Open Source Echo

Just a heads up that Chris Lord from the Vaani team reimplemented the Amazon Echo using open source libraries and node.js.

His project is compatible with the skills API and as such can be used as a drop-in replacement of the Echo. He wrote in details about his project at http://chrislord.net/index.php/2016/06/01/open-source-speech-recognition/ and the code is available from https://gitlab.com/Cwiiis/ferris

His project works offline (except of course if a skill needs an internet connection).

If Echo skills are so easily to reimplement, why not add them to Project Link and benefit from a free and rich ecosystem from day 1?

Any thoughts?

What I really like about Cwiiis’s project is that it shows what we can expect from pocketsphinx for the offline voice recognition when we feed it a limited grammar. That is very encouraging.

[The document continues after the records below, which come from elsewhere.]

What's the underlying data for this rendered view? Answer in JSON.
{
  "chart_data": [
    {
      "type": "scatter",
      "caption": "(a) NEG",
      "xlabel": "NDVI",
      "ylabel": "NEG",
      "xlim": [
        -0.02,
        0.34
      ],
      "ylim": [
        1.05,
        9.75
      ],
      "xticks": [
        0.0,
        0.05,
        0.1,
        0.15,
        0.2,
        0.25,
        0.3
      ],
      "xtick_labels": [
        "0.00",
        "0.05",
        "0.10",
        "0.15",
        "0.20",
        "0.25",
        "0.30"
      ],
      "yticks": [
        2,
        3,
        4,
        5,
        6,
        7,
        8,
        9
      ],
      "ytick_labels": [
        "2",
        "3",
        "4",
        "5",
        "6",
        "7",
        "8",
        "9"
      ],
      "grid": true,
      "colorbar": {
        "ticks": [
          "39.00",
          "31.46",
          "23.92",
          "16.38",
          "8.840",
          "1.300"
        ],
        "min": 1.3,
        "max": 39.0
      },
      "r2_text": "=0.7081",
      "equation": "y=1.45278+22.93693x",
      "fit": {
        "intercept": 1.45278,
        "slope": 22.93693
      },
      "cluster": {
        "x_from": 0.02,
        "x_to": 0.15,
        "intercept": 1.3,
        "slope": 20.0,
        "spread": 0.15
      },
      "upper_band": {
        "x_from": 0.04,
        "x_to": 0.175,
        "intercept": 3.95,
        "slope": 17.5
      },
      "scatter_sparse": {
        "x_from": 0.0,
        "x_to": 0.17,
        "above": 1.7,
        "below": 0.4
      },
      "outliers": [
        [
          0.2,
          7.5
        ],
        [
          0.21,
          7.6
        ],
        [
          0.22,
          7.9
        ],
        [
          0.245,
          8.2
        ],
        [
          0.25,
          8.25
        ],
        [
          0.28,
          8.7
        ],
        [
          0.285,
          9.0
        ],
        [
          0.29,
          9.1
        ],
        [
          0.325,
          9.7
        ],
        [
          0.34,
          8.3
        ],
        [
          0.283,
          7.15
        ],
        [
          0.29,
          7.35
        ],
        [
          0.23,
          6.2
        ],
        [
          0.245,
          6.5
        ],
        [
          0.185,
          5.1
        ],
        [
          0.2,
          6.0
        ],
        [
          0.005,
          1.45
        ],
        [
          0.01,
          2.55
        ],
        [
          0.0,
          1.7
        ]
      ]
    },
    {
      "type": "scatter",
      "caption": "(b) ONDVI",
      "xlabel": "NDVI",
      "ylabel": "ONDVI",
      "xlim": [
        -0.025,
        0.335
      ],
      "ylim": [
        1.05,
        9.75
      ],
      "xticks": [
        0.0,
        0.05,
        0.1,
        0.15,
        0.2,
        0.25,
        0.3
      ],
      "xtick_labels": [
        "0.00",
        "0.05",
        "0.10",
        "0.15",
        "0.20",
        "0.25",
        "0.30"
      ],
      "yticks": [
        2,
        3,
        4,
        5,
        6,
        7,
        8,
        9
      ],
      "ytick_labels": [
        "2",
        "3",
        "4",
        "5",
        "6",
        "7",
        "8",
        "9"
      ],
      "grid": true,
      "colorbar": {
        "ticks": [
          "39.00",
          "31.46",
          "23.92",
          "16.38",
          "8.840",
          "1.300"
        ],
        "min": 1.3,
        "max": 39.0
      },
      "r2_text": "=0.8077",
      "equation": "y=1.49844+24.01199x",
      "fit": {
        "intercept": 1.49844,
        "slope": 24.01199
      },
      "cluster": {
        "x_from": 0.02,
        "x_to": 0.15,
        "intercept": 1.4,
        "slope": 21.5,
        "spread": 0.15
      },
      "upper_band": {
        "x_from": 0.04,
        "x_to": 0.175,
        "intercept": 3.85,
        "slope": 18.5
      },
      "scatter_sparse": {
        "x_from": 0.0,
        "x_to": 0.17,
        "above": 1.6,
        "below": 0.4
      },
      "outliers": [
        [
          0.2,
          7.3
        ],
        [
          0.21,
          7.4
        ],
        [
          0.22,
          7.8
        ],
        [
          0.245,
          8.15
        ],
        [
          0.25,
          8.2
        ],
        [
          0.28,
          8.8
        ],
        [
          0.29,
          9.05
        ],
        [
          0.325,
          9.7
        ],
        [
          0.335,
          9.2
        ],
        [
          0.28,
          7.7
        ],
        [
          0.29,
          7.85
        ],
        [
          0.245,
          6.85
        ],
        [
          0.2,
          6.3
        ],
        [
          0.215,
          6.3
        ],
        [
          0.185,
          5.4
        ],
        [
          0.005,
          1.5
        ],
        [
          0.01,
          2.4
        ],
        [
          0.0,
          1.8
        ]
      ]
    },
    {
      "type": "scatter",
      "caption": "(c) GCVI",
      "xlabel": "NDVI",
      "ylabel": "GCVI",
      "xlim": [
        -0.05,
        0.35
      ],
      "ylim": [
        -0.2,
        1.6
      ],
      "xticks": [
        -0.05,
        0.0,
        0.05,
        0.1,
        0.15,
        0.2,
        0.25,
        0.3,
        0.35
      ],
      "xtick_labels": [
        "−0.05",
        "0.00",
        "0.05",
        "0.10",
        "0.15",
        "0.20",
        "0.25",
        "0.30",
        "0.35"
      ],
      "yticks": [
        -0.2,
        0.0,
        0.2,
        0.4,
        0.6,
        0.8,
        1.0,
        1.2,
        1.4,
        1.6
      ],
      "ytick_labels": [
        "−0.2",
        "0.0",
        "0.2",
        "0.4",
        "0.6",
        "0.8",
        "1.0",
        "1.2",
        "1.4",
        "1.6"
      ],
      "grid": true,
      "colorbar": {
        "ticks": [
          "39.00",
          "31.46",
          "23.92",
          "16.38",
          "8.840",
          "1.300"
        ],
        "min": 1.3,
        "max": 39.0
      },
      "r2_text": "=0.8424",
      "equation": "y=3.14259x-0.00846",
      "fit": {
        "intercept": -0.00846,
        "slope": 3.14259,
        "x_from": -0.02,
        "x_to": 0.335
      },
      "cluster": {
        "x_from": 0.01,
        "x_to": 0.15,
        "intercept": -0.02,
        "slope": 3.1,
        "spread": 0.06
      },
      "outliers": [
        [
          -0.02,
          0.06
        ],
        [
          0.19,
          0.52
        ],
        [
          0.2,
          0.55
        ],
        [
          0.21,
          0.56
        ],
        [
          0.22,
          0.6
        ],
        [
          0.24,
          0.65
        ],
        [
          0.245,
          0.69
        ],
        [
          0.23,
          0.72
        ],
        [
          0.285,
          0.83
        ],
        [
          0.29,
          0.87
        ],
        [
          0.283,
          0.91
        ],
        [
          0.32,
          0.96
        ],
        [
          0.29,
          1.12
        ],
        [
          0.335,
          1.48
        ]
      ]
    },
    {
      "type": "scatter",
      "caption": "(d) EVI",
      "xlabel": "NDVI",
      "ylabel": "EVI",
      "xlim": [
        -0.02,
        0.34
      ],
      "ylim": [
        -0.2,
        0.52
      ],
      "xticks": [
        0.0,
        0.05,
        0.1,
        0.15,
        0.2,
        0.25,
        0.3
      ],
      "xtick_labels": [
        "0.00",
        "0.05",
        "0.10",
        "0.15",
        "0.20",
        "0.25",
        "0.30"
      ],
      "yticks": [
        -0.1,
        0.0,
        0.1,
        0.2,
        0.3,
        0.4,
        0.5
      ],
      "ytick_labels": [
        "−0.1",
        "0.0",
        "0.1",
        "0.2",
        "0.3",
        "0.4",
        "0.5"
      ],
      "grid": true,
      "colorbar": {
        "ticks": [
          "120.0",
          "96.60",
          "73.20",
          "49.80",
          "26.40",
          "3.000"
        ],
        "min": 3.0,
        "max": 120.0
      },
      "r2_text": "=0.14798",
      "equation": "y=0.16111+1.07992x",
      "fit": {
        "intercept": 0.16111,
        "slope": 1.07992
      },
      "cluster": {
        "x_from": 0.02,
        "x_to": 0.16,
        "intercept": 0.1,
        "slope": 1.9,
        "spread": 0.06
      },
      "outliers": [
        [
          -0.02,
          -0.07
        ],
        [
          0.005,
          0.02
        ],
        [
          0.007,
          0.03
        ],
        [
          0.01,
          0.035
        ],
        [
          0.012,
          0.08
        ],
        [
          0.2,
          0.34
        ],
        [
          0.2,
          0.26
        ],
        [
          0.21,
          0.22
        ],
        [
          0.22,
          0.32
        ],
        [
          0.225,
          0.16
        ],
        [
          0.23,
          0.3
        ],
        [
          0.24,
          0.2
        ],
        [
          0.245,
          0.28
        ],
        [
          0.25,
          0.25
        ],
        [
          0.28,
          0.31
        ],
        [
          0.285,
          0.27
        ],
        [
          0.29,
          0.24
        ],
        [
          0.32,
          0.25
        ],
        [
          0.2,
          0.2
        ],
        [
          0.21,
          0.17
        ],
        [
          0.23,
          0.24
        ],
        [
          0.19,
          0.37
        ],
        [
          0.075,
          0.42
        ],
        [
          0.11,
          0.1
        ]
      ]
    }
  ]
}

However I’m not sure how that would give us access to the Echo ecosystem directly. People writing skills would still have to register them with Link (how?), and they run these services on any cloud platform of their choice or AWS lambda, which is not ideal from a privacy point of view. Even if the skill acts as an intermediary to present data from eg. a weather service, I would rather have the voice + the code talking to the weather service on the foxbox instead of having just the voice on the box, and everything else in the cloud. Am I missing something?

So what about running the skills in the foxbox service workers?
We discussed that in the early stage of the project where service workers would run in the box. We could have the code for the skills to run in workers to which we can post messages when we receive a command.
This would force the skills source code to be open source and hackable by default. Think of it as add-ons for project Link. Doing so encourages an ecosystem and a community of developers to add new features.

But then of course we need to solve the registration issue, but I can’t really see any difficulties here.

So that’s the other major difference between Ferris and Echo that I should probably stick in the README - this runs skills locally, there’s no cloud involvement. Of course, it means the skill needs to work outside of AWS (or use some kind of AWS shim script), but most of the 3rd party skills I’ve come across so far don’t actually require AWS at all.

You’re right in that it doesn’t provide access to the Echo ecosystem directly, but it does provide (possibly) a quick way for people with Echo skills to deploy elsewhere with little to no work.

Running the skills as js workers is the way to go, yes! Which means that they will be setup by a simple webapp provided by the skill’s author.
We need to have a way to trigger them, likely with some “skill adapter” that will listen to the voice input and trigger notifications when it detects a skill.